(periode van 20-08-1960 -> 20-08-1960)
* Cercle
Het nieuwe voetbalseizoen naderde met rasse schreden. Hoog tijd dus om te kijken hoe de conditie van de groen-zwarten er voor stond. En, hoe kon dit beter dan door enkele pittige oefenwedstrijden op het programma te plaatsen ?
“Veelbelovende oefenmatchen te Brugge” – “Cercle – Beerschot AC” : “Het mag gezegd dat Cercle op veelbelovende wijze het nieuw voetbalseizoen tegemoet gaat. Er werden immers reeds twee oefenmatchen betwist die in grote lijnen voldoening schonken. Te Charleville werd nipt met 2-1 verloren tegen de Franse eersteklasser FC Rouen terwijl op half-oogst in Nederland een mooie en verdiende 1-2 zege werd geboekt tegen Breda. In dit laatste treffen lukte de nieuwe aanwinst W. Lambert een prachtdoel terwijl Notteboom het winninggoal scoorde. De Hongaar Locskai, die na de rust Desmaele als linksbuiten verving, liet eveneens een gunstige indruk. De zieke Baas diende belet te geven en werd terdege gedoebleerd door Wittewrongel.

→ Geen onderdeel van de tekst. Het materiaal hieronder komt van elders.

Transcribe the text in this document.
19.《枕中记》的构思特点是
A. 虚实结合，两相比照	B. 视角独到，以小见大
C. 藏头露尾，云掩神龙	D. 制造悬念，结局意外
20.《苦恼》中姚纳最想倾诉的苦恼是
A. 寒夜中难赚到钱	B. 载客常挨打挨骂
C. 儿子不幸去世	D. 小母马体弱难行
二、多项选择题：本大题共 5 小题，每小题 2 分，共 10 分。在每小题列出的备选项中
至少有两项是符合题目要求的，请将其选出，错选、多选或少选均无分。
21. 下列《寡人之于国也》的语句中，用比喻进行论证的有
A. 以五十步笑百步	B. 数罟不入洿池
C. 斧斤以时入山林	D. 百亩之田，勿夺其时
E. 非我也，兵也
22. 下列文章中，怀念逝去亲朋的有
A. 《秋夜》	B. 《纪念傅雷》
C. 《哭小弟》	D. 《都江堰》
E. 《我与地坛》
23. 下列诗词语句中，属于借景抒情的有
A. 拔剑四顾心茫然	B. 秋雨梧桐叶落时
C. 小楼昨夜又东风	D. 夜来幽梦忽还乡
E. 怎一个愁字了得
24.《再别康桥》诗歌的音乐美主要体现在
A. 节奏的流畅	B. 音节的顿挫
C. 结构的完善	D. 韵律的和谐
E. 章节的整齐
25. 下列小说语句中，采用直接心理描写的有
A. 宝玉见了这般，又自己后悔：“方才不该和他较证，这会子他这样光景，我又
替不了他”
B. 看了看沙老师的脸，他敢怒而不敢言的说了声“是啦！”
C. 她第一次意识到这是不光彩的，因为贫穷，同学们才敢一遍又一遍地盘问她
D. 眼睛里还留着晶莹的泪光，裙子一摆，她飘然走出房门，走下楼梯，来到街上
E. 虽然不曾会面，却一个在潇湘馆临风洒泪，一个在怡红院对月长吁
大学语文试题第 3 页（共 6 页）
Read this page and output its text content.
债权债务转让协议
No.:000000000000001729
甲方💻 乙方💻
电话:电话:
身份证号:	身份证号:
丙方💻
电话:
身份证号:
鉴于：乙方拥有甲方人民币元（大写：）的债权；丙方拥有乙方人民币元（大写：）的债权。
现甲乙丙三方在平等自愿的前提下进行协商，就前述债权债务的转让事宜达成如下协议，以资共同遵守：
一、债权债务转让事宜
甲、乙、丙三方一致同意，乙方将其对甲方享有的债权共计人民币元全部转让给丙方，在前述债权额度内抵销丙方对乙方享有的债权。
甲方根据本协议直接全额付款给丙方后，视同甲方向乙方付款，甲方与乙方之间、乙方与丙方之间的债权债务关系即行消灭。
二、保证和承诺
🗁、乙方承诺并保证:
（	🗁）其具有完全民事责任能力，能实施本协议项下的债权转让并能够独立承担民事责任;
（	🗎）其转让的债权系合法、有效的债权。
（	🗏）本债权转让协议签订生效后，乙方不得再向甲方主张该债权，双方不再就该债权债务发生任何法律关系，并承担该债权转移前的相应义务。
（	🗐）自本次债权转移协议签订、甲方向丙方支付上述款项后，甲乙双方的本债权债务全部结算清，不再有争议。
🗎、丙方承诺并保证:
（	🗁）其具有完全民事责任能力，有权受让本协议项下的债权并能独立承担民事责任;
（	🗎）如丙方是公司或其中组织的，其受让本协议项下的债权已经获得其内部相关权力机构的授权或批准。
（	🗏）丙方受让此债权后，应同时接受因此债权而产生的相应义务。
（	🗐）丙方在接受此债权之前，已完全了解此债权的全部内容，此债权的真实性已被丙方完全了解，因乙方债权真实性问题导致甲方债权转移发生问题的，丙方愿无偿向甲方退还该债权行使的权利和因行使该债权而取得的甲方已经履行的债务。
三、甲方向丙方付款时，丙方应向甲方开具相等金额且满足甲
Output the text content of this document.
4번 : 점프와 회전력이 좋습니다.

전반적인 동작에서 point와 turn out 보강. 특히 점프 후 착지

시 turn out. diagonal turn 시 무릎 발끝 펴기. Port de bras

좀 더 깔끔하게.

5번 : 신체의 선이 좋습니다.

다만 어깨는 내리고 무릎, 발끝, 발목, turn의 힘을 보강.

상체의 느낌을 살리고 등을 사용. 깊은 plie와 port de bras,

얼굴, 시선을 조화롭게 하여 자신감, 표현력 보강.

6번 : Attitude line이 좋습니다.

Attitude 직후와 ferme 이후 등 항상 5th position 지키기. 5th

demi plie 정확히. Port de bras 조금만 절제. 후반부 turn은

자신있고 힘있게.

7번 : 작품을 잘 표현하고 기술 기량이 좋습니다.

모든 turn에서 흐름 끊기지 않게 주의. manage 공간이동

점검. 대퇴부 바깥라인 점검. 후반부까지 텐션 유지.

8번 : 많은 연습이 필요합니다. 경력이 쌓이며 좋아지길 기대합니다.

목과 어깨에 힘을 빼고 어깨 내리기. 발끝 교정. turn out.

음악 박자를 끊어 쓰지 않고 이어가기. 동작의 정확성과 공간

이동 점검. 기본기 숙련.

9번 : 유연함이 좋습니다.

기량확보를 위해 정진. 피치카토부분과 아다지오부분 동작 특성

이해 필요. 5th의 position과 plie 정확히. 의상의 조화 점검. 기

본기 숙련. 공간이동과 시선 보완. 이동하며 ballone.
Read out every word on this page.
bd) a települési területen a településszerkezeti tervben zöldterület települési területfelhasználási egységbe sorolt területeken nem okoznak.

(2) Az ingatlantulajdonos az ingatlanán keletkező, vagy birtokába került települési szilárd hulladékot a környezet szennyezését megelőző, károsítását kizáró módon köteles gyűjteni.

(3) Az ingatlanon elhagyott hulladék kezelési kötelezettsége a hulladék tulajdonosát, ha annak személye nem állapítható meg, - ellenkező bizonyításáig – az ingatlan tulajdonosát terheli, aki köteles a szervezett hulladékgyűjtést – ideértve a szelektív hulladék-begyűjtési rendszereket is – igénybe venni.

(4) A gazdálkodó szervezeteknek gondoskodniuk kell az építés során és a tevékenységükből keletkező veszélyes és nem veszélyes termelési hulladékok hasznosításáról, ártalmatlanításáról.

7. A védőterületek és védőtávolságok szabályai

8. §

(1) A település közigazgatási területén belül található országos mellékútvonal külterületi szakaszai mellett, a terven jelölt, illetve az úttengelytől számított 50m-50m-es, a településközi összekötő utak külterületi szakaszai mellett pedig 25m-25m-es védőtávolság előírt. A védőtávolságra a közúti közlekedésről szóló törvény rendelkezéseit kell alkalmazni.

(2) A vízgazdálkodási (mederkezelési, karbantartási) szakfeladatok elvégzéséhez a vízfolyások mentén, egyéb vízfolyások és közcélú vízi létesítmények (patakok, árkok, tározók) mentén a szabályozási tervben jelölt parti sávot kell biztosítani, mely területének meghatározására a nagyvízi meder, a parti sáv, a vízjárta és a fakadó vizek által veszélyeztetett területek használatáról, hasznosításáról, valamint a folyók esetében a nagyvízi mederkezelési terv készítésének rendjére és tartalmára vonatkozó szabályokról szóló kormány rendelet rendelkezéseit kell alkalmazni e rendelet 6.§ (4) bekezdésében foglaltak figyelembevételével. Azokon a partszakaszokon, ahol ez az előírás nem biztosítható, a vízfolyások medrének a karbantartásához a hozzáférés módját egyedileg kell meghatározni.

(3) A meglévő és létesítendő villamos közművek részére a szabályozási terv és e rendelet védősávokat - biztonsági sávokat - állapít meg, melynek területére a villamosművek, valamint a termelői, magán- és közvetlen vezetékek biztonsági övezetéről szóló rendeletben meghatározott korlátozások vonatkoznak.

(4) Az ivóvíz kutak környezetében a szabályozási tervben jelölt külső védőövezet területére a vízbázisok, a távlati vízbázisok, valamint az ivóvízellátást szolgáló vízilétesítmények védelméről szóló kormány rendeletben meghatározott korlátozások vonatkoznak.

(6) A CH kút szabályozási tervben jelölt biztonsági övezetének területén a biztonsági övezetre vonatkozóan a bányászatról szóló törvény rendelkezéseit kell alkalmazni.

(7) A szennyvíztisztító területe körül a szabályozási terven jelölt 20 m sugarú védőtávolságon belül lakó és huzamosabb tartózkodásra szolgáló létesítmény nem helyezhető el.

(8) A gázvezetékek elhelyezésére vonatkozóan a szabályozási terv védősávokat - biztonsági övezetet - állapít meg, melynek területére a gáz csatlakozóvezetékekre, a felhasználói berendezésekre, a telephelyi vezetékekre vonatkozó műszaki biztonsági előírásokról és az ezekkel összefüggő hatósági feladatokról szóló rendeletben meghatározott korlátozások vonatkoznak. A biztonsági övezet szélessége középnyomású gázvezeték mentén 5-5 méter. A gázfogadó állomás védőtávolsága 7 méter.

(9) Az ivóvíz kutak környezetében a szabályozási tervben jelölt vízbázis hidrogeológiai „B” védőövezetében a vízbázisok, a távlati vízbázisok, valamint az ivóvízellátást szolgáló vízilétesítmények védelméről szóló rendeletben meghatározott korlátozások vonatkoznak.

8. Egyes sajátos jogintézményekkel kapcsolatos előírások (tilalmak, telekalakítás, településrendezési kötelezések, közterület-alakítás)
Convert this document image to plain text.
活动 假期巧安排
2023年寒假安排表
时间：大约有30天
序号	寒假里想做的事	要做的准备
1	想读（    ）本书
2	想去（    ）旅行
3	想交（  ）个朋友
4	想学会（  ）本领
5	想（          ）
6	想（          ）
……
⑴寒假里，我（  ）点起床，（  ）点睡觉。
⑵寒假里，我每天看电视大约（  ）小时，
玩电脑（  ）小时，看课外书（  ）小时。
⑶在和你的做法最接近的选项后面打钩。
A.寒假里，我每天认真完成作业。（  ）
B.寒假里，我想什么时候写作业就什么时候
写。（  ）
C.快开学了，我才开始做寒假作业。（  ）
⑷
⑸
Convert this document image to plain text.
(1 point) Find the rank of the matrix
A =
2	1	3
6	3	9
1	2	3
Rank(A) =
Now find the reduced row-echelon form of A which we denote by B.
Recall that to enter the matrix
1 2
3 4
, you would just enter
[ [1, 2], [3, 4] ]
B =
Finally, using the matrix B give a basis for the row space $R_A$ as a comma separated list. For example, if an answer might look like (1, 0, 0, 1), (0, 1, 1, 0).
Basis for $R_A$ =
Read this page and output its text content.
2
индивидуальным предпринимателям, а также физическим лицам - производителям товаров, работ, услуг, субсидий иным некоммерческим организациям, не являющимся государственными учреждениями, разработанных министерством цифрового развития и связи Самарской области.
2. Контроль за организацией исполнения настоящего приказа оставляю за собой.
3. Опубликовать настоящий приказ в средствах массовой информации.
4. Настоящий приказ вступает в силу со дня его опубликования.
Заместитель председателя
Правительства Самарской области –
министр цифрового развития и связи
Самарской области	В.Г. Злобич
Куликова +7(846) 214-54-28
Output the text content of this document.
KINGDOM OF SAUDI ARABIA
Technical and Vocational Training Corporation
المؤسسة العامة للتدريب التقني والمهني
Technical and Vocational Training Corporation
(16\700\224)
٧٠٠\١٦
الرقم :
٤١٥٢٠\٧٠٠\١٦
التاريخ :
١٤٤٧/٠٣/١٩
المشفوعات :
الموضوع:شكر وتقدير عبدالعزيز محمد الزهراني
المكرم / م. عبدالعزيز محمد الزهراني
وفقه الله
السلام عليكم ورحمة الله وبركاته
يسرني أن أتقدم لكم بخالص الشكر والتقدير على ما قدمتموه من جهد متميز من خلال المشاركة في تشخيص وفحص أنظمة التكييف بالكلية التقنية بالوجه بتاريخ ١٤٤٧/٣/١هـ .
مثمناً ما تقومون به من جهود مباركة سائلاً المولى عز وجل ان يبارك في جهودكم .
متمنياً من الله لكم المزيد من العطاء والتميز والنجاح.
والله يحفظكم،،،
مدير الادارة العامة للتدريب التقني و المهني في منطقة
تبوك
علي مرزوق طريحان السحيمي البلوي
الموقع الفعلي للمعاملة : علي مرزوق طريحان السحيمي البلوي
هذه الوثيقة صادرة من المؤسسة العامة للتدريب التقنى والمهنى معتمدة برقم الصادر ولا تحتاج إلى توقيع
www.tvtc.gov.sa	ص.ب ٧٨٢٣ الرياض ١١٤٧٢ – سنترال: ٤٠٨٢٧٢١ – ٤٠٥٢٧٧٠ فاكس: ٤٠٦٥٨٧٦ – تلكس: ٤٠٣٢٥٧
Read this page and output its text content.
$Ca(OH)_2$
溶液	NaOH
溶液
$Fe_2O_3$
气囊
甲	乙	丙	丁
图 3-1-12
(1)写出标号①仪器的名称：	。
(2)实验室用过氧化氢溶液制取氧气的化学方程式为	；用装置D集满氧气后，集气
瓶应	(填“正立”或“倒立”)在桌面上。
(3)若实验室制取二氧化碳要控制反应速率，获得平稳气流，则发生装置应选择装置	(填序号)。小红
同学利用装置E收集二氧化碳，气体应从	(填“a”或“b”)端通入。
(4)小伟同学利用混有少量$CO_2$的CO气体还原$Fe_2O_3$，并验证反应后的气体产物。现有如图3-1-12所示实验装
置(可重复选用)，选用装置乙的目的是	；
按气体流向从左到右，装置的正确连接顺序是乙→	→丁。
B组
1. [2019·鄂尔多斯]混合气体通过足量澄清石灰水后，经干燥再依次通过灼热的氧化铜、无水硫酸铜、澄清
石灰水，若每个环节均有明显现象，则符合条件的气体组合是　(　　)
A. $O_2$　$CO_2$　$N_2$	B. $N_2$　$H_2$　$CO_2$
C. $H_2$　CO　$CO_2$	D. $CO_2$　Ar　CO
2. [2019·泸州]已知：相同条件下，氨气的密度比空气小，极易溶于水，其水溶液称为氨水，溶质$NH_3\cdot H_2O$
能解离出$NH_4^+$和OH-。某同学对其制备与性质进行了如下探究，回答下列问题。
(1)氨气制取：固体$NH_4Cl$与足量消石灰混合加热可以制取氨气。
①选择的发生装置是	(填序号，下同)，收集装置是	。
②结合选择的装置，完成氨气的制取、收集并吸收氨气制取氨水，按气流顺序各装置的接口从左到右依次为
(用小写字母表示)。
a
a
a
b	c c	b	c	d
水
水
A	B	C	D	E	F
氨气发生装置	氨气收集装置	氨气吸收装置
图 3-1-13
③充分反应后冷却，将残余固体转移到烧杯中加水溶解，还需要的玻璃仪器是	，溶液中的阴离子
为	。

Heden zaterdag, te 18 uur, zet Cercle op eigen terrein haar kompetitievoorbereiding verder met een oefenmatch tegen niemand minder dan de Antwerpse eersteklasser Beerschot. Voor de groen-zwarten wordt het zeker een zware test, al menen we dat het toch op zulk geen ramp zal uitdraaien als verleden jaar. De Sinjoren zullen het niettemin ernstig opnemen en er alles op zetten om op punt te komen. Het bewijs hiervan is dat volgende vijftien “mannekens” de reis naar Brugge zullen meemaken : Smolders, Gernaey, Wouters, Schroeyens, Weyn, Raskin, Van Hemelryck, Huysmans, Vanhostayen, Van Acker, Rik Coppens, Drieskens, De Borger, Zaman en Et. Coppens. Allemaal bekende spelers waarbij ook de duurste transfer van het jaar Drieskens van Lommel, waarvan veel goeds verteld wordt.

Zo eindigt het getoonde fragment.